Netflix: Impacto nacional y expansión de producciones
Entre 2021 y 2023, Netflix llevó producciones a más de 50 ciudades en 25 estados del país, involucrando a más de 9 mil personas entre elenco y equipo técnico. Este despliegue territorial ha contribuido a descentralizar la producción audiovisual y a dinamizar economías locales.
Desde esta nueva etapa, la compañía impulsará una serie de proyectos que buscan capturar distintas aristas de la narrativa mexicana. Entre ellos destacan adaptaciones literarias, largometrajes, documentales, realities y producciones originales como Mal de amores, México 86, Santita, Contra el huracán, La ley de Alicia, La captura, el documental sobre Saúl “Canelo” Álvarez, Habilidad física 100: México, el evento en vivo SUPERNOVA: GENESIS, El otro padre, No tengo miedo y El círculo.
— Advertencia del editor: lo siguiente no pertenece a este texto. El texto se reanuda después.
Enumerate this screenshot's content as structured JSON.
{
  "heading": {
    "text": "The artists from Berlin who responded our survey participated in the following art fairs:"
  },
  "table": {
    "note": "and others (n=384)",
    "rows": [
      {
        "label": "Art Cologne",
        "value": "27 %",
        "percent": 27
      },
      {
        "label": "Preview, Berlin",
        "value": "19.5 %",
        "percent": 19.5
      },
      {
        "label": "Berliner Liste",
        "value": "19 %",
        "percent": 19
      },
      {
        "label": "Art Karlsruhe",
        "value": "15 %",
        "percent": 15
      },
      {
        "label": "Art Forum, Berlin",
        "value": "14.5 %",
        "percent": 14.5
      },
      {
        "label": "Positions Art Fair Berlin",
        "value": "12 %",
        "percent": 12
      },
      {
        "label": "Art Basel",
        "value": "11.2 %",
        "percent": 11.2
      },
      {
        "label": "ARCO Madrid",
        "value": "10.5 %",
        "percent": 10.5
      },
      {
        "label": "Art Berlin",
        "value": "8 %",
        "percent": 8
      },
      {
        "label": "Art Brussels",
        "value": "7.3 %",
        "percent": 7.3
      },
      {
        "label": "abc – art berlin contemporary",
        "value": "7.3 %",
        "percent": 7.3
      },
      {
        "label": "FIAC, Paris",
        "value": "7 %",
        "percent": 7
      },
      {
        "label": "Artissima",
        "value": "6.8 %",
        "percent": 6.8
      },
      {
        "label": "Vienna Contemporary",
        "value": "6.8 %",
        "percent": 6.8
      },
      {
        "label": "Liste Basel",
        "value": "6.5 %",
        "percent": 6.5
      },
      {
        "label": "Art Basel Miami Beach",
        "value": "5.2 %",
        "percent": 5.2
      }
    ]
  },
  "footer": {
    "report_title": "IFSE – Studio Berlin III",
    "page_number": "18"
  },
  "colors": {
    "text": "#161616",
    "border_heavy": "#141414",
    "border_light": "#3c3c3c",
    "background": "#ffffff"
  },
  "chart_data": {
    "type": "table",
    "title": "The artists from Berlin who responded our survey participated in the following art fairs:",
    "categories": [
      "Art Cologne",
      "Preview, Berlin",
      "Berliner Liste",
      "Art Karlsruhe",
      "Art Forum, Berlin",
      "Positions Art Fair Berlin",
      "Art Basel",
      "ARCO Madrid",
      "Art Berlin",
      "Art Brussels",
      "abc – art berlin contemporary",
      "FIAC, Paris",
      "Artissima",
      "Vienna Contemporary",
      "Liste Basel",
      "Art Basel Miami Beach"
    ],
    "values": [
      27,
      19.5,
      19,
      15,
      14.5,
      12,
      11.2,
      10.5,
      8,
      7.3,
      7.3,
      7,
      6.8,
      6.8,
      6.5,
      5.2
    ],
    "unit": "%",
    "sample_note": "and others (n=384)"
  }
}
La variedad de formatos y géneros deja claro que la estrategia no se limita a ficción tradicional: también apuesta por contenido en vivo, realities de competencia y documentales deportivos, ampliando el espectro de historias mexicanas con proyección internacional.
Una estrategia de largo plazo para la industria mexicana
Más allá de la inauguración, las nuevas oficinas de Netflix en la Ciudad de México representan una declaración de intenciones. La compañía busca posicionar a la capital como un centro de debate, investigación y exploración creativa, donde el talento pueda desarrollar narrativas auténticas, diversas y complejas.
En un contexto donde la competencia por producciones originales es cada vez más intensa, esta inversión consolida a México como uno de los territorios clave para la expansión global de la plataforma. Además de rodar más series o películas, se trata de fortalecer un ecosistema creativo capaz de dialogar con audiencias en América Latina y el resto del mundo.
A 15 años de su llegada al país, Netflix celebra su historia en México y redefine su futuro desde él.